USA lehnt das Internationale Strafgerichtshof ab
Die US-Regierung erhöht nun auch den Druck auf verbündete Staaten. Länder, die mit US-Behörden kooperieren, US-Truppen beherbergen oder vom US-Schutzschirm profitieren, würden aufgefordert, die Zuständigkeit des Gerichts für US-Bürger zurückzuweisen, hieß es aus dem Außenministerium. Sollten Staaten dies ablehnen, müssten sie mit Konsequenzen rechnen.
Der Widerstand von US-Präsident Donald Trump gegen das Gericht geht auf seine erste Amtszeit zurück und hatte sich im November 2024 verschärft, nachdem dieses einen Haftbefehl gegen den israelischen Ministerpräsidenten Benjamin Netanyahu erlassen hatte. Im vergangenen Monat hatten zudem drei Richter des Strafgerichtshofs Klage gegen Trump und seine Regierung eingereicht, weil sie die gegen sie verhängten US-Sanktionen für rechtswidrig halten.

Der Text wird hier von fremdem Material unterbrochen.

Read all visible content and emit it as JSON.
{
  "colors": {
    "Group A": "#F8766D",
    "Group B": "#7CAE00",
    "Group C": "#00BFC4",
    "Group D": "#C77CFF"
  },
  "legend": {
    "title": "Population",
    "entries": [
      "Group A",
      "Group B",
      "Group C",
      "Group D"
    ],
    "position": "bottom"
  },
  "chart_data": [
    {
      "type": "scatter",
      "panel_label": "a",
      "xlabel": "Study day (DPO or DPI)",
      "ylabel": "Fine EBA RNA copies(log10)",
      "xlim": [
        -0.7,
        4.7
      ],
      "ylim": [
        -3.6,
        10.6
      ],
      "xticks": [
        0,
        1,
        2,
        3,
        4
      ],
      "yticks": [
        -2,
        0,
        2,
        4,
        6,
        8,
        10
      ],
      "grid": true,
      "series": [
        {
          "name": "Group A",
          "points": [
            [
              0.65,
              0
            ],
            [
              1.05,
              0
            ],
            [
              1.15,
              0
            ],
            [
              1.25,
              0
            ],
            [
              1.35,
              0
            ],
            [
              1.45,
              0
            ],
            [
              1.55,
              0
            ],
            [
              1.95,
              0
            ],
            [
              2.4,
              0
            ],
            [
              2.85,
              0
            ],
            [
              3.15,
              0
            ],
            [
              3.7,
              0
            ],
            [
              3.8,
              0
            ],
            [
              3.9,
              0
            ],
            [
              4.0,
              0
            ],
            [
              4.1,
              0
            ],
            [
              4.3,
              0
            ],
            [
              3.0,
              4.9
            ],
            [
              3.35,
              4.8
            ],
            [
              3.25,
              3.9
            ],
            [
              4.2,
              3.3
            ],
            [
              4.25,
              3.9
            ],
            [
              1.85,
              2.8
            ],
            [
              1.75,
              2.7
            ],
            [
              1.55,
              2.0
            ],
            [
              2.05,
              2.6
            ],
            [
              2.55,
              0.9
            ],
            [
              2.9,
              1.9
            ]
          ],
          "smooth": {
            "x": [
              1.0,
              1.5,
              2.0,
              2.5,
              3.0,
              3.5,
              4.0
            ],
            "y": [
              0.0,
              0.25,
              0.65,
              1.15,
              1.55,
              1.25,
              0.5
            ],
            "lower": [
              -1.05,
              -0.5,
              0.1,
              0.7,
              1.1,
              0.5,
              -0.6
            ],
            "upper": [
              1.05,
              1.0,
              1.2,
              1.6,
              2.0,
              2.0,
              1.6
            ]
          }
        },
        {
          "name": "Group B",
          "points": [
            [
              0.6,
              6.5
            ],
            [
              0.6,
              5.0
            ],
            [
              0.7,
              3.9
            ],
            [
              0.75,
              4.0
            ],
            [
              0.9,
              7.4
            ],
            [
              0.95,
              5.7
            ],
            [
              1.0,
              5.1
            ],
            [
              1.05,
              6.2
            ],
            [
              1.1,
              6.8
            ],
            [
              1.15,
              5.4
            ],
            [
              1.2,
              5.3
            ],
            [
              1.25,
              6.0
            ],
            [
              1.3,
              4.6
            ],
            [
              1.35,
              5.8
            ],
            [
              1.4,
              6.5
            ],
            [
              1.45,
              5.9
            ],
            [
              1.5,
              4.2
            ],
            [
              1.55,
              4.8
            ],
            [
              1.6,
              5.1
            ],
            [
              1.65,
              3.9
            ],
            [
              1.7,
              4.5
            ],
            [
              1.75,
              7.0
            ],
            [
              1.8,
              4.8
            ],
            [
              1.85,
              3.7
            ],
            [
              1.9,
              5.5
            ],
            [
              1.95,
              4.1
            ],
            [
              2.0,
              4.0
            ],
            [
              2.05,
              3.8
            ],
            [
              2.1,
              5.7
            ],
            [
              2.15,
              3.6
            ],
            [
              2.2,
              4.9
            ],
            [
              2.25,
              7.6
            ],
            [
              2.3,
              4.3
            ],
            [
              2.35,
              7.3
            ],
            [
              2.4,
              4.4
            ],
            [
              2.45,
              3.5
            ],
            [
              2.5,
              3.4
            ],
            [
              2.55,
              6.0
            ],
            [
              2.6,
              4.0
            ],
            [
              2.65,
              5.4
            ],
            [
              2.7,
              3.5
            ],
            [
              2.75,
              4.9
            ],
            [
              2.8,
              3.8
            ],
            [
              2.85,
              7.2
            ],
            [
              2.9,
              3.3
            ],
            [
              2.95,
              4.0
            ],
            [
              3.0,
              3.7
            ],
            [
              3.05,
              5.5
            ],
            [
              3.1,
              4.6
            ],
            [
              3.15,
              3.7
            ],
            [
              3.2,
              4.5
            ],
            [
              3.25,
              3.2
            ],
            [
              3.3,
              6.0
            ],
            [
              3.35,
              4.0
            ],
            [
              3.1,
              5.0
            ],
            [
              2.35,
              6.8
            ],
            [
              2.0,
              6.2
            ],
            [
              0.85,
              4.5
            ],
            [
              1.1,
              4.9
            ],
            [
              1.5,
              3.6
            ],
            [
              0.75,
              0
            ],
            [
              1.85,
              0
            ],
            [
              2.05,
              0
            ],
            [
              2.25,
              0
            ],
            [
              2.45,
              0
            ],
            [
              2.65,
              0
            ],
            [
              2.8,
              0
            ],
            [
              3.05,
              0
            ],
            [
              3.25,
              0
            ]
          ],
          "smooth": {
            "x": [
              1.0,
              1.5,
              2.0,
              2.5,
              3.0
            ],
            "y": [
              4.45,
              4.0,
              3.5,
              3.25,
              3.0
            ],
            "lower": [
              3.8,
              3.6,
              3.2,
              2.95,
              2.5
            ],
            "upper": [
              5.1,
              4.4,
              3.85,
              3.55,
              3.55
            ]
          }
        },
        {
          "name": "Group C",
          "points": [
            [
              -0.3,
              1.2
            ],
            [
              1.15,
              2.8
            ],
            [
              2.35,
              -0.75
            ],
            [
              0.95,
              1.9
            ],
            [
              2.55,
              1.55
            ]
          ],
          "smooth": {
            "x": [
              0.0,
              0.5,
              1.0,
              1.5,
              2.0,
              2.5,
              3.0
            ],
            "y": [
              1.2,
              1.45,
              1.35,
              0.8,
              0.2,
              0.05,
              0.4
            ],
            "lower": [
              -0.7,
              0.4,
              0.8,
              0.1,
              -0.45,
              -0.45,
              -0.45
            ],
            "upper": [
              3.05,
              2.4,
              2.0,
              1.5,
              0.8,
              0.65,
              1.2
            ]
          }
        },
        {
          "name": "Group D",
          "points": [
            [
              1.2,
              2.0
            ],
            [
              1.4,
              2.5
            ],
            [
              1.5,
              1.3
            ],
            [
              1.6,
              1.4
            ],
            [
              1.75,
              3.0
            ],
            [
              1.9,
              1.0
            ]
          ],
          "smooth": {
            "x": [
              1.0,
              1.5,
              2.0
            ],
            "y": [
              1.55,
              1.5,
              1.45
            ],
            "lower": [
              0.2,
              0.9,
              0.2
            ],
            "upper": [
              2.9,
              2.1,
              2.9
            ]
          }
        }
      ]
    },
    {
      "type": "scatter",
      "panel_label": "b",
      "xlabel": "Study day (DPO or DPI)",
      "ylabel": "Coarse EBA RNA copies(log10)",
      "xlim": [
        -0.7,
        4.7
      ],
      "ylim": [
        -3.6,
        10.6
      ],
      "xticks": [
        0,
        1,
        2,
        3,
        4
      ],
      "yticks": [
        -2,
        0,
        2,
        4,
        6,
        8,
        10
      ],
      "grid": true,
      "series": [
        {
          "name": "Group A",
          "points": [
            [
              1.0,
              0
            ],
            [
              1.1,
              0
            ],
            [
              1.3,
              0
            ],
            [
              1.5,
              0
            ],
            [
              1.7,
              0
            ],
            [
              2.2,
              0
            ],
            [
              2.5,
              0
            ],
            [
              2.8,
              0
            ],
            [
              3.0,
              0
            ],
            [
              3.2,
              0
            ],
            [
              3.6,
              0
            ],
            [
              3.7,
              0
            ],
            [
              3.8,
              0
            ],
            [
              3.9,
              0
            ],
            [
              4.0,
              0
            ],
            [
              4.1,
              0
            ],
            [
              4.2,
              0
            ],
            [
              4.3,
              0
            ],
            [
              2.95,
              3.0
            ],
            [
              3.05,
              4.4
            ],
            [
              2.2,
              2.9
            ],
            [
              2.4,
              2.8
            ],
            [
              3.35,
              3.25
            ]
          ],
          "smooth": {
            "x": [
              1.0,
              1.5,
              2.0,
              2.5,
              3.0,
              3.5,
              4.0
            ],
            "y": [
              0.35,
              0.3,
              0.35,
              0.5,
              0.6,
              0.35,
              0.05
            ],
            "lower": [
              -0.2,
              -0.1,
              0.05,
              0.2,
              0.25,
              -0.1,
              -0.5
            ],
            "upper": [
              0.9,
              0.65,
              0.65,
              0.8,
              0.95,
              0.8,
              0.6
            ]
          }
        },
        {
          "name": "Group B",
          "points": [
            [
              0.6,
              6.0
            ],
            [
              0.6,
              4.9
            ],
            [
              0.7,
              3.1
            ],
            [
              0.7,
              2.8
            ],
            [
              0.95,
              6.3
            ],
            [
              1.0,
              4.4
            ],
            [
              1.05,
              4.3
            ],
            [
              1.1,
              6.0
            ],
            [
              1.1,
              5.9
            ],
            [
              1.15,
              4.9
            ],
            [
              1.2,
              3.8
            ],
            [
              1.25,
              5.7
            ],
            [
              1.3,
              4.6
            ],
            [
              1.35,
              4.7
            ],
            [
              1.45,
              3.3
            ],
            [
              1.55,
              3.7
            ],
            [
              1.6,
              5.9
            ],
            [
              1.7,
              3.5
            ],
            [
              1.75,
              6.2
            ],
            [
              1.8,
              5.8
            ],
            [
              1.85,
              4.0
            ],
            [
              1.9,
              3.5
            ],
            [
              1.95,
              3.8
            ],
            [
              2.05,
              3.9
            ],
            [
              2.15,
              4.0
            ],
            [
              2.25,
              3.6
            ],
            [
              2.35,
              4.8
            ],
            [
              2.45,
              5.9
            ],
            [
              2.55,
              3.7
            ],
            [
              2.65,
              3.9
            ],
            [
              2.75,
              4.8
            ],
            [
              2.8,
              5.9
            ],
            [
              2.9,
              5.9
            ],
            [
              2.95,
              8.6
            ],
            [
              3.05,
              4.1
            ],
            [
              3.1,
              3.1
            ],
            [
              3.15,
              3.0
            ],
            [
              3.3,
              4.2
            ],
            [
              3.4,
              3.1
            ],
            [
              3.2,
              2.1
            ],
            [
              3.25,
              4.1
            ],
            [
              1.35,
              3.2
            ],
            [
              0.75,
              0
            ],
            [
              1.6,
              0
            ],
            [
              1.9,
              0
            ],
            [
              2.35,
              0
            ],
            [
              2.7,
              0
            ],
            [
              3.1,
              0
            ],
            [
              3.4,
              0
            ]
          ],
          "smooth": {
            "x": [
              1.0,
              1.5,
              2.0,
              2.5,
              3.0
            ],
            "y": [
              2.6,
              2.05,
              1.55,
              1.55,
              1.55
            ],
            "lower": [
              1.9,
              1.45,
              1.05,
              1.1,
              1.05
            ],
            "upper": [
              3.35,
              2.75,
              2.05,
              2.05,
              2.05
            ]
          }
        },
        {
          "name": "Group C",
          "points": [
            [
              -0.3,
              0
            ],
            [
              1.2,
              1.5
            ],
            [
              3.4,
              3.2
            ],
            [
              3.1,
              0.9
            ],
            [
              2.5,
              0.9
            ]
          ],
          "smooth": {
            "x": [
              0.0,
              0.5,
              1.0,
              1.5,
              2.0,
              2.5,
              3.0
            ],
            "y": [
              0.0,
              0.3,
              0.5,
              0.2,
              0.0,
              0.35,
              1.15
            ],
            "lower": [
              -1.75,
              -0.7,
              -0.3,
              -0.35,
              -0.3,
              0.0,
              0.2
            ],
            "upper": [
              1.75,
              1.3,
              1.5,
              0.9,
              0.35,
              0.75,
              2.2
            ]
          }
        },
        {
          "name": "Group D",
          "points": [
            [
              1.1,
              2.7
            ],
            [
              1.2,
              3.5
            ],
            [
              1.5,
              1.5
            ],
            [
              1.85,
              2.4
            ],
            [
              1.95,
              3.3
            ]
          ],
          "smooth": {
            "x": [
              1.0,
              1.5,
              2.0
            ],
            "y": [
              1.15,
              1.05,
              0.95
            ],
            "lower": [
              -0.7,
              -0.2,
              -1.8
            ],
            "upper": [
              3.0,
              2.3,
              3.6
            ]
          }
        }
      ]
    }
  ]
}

Die USA gehören dem 2002 gegründeten Gericht mit Sitz im niederländischen Den Haag nicht an. Dennoch kann der Strafgerichtshof unter bestimmten Bedingungen auch Bürger von Nicht-Mitgliedstaaten strafrechtlich verfolgen, wenn die mutmaßlichen Verbrechen auf dem Territorium eines Mitgliedstaates begangen wurden. Trump und andere Politiker in Washington lehnen die Zuständigkeit des Gerichts für US-Bürger, insbesondere für Militärangehörige, seit langem ab. Rubio warf dem Gericht in einer Videobotschaft vor, sich zu einer radikalen und extremen Institution entwickelt zu haben. Er verwies auf Forderungen von Aktivisten, US-Sicherheitskräfte wegen Abschiebungen von Migranten oder Einsätzen gegen Drogenschmuggler anzuklagen. In den vergangenen Jahren hat das Gericht jedoch keine Ermittlungen gegen US-Personaleingeleitet.